Gezeigt werden u.a. 25 Briefe Lise Meitners im Original und weitere Kopien besonders bedeutsamer Briefe; Kopien aus ihren Tagebüchern, u.a. über ein Gespräch mit dem ein Jahr jüngeren Albert Einstein; im Original Einsteins Gratulationsschreiben zu Lise Meitners 60. Geburtstag; zahlreiche Dokumente zur akademischen Laufbahn Lise Meitners, 21 Ehrenurkunden sowie die Silberschale zur Ehrung als ‚Frau des Jahres 1946’; ein Originalgerät zur Messung der Radioaktivität aus dem Jahr 1907 sowie der Nachbau einer Messapparatur aus der Zeit der Entdeckung der Kernspaltung; Tondokumente und Animationen.


Daten zur Ausstellung

„Lise Meitner – Frau des Jahres 1946
Eine biographische Ausstellung zum 125. Geburtstag“
Initiator und Kurator: Dr. h.c. Jost Lemmerich, Berlin
Träger der Ausstellung: Hahn-Meitner-Institut Berlin gemeinsam mit Humboldt Universität zu Berlin, Freie Universität Berlin, Max-Planck-Gesellschaft, München
7. November bis 13. Dezember 2003
Eintritt 2 Euro, ermäßigt 1 Euro; Sonnabend freier Eintritt
Montag bis Freitag 10 bis 20 Uhr, Sonnabend 10 bis 17 Uhr
Staatsbibliothek zu Berlin – Preußischer Kulturbesitz
Potsdamer Straße 33, 10785 Berlin-Tiergarten
Katalog: 10 Euro


Stationen eines 90-jährigen Lebens

Wien 1878 bis 1907

Als Elise Meitner am 7. 11. 1878 geboren wurde war das Kaiserliche Wien eine europäische Metropole in der Menschen aus allen Teilen des Vielvölkerstaats Österreich lebten. Ihr Vater, ein Jurist, und ihre Mutter stammten aus emanzipierten jüdischen Familien. Lise, wie sie immer genannt wurde, wuchs mit zwei älteren und fünf jüngeren Geschwistern in einem kulturell interessierten Elternhaus auf. Bereits als junges Mädchen interessierte sie sich für physikalische Erscheinungen. Der übliche Schulabschluss ermöglichte keinen Zugang zu einem Universitätsstudium; wie ihre ältere Schwester, legte Lise extern das Abitur ab.
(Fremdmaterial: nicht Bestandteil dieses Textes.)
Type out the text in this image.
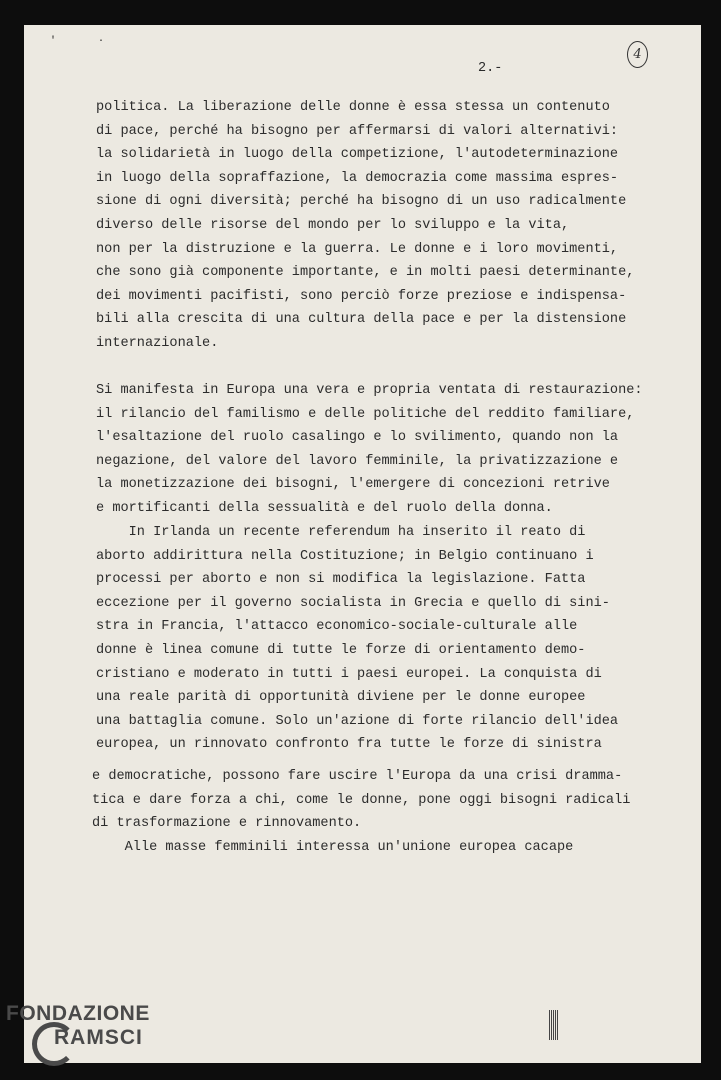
' ·
2.-
4
politica. La liberazione delle donne è essa stessa un contenuto
di pace, perché ha bisogno per affermarsi di valori alternativi:
la solidarietà in luogo della competizione, l'autodeterminazione
in luogo della sopraffazione, la democrazia come massima espres-
sione di ogni diversità; perché ha bisogno di un uso radicalmente
diverso delle risorse del mondo per lo sviluppo e la vita,
non per la distruzione e la guerra. Le donne e i loro movimenti,
che sono già componente importante, e in molti paesi determinante,
dei movimenti pacifisti, sono perciò forze preziose e indispensa-
bili alla crescita di una cultura della pace e per la distensione
internazionale.
Si manifesta in Europa una vera e propria ventata di restaurazione:
il rilancio del familismo e delle politiche del reddito familiare,
l'esaltazione del ruolo casalingo e lo svilimento, quando non la
negazione, del valore del lavoro femminile, la privatizzazione e
la monetizzazione dei bisogni, l'emergere di concezioni retrive
e mortificanti della sessualità e del ruolo della donna.
In Irlanda un recente referendum ha inserito il reato di
aborto addirittura nella Costituzione; in Belgio continuano i
processi per aborto e non si modifica la legislazione. Fatta
eccezione per il governo socialista in Grecia e quello di sini-
stra in Francia, l'attacco economico-sociale-culturale alle
donne è linea comune di tutte le forze di orientamento demo-
cristiano e moderato in tutti i paesi europei. La conquista di
una reale parità di opportunità diviene per le donne europee
una battaglia comune. Solo un'azione di forte rilancio dell'idea
europea, un rinnovato confronto fra tutte le forze di sinistra
e democratiche, possono fare uscire l'Europa da una crisi dramma-
tica e dare forza a chi, come le donne, pone oggi bisogni radicali
di trasformazione e rinnovamento.
Alle masse femminili interessa un'unione europea cacape
FONDAZIONE
RAMSCI
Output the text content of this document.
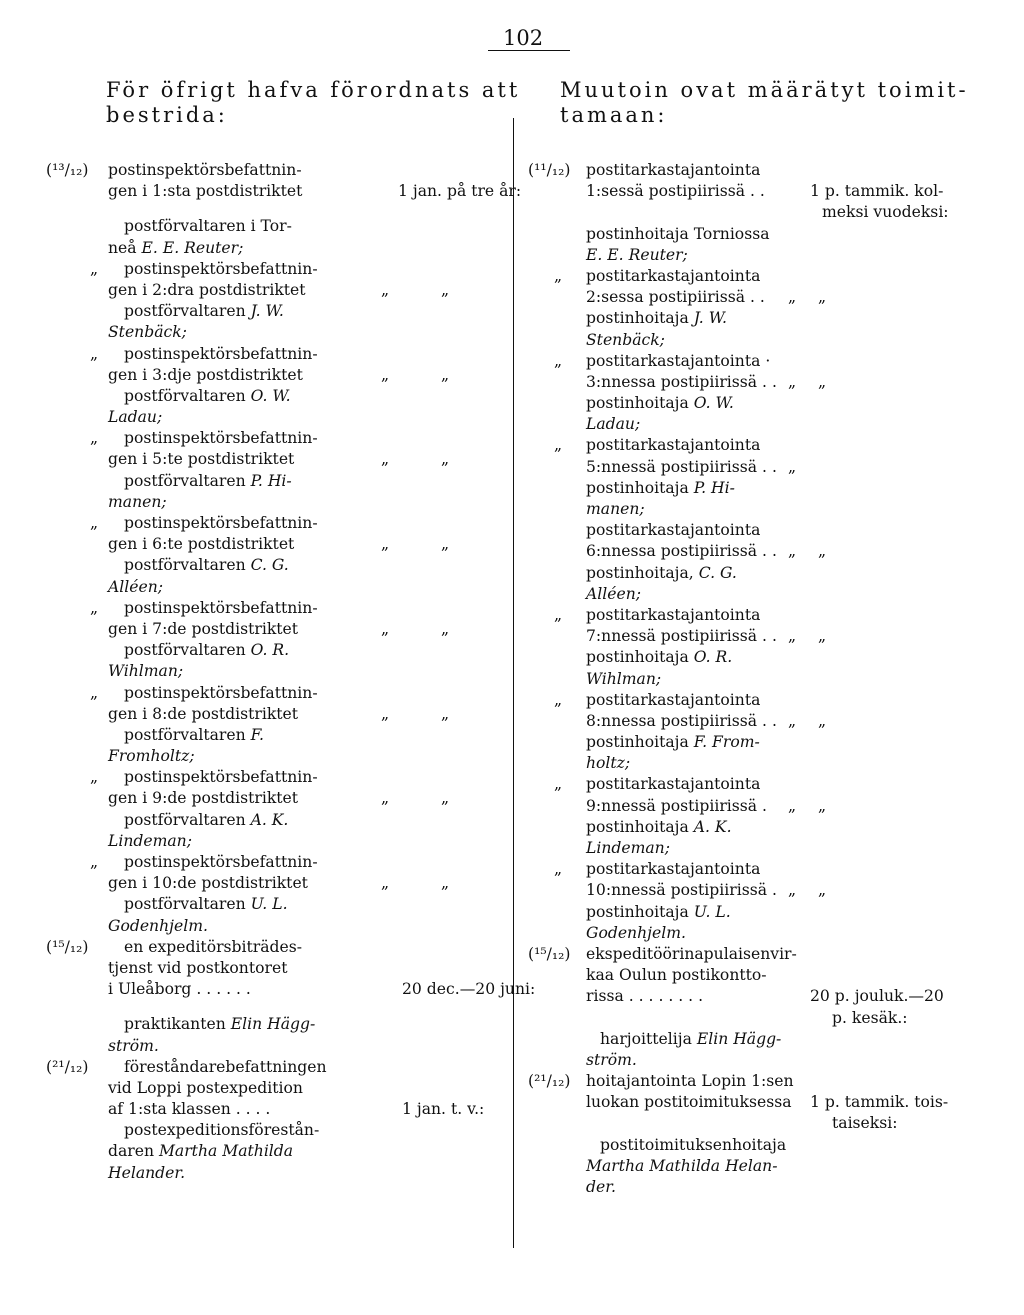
102
För öfrigt hafva förordnats att
bestrida:
Muutoin ovat määrätyt toimit-
tamaan:
(¹³/₁₂) postinspektörsbefattnin-
gen i 1:sta postdistriktet	1 jan. på tre år:
postförvaltaren i Tor-
neå E. E. Reuter;
„ postinspektörsbefattnin-
gen i 2:dra postdistriktet	„	„
postförvaltaren J. W.
Stenbäck;
„ postinspektörsbefattnin-
gen i 3:dje postdistriktet	„	„
postförvaltaren O. W.
Ladau;
„ postinspektörsbefattnin-
gen i 5:te postdistriktet	„	„
postförvaltaren P. Hi-
manen;
„ postinspektörsbefattnin-
gen i 6:te postdistriktet	„	„
postförvaltaren C. G.
Alléen;
„ postinspektörsbefattnin-
gen i 7:de postdistriktet	„	„
postförvaltaren O. R.
Wihlman;
„ postinspektörsbefattnin-
gen i 8:de postdistriktet	„	„
postförvaltaren F.
Fromholtz;
„ postinspektörsbefattnin-
gen i 9:de postdistriktet	„	„
postförvaltaren A. K.
Lindeman;
„ postinspektörsbefattnin-
gen i 10:de postdistriktet	„	„
postförvaltaren U. L.
Godenhjelm.
(¹⁵/₁₂) en expeditörsbiträdes-
tjenst vid postkontoret
i Uleåborg . . . . . .	20 dec.—20 juni:
praktikanten Elin Hägg-
ström.
(²¹/₁₂) föreståndarebefattningen
vid Loppi postexpedition
af 1:sta klassen . . . .	1 jan. t. v.:
postexpeditionsförestån-
daren Martha Mathilda
Helander.
(¹¹/₁₂) postitarkastajantointa
1:sessä postipiirissä . .	1 p. tammik. kol-
meksi vuodeksi:
postinhoitaja Torniossa
E. E. Reuter;
„ postitarkastajantointa
2:sessa postipiirissä . . „ „
postinhoitaja J. W.
Stenbäck;
„ postitarkastajantointa ·
3:nnessa postipiirissä . . „ „
postinhoitaja O. W.
Ladau;
„ postitarkastajantointa
5:nnessä postipiirissä . . „
postinhoitaja P. Hi-
manen;
postitarkastajantointa
6:nnessa postipiirissä . . „ „
postinhoitaja, C. G.
Alléen;
„ postitarkastajantointa
7:nnessä postipiirissä . . „ „
postinhoitaja O. R.
Wihlman;
„ postitarkastajantointa
8:nnessa postipiirissä . . „ „
postinhoitaja F. From-
holtz;
„ postitarkastajantointa
9:nnessä postipiirissä . „ „
postinhoitaja A. K.
Lindeman;
„ postitarkastajantointa
10:nnessä postipiirissä . „ „
postinhoitaja U. L.
Godenhjelm.
(¹⁵/₁₂) ekspeditöörinapulaisenvir-
kaa Oulun postikontto-
rissa . . . . . . . .	20 p. jouluk.—20
p. kesäk.:
harjoittelija Elin Hägg-
ström.
(²¹/₁₂) hoitajantointa Lopin 1:sen
luokan postitoimituksessa 1 p. tammik. tois-
taiseksi:
postitoimituksenhoitaja
Martha Mathilda Helan-
der.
War das Studium der Physik schon etwas Außergewöhnliches für junge Männer, so war es das erst recht für Frauen. Lise studierte an der Wiener Universität Physik, zusammen mit noch einer anderen Studentin. Die Vorlesungen des Theoretischen Physikers Professor Ludwig Boltzmann beeindruckten sie besonders. Das Thema ihrer Doktorarbeit war die experimentelle Prüfung einer Formel des Schotten Clark Maxwell. Die sehr gute Arbeit wurde in den Berichten der Wiener Akademie veröffentlicht, eine erste Auszeichnung.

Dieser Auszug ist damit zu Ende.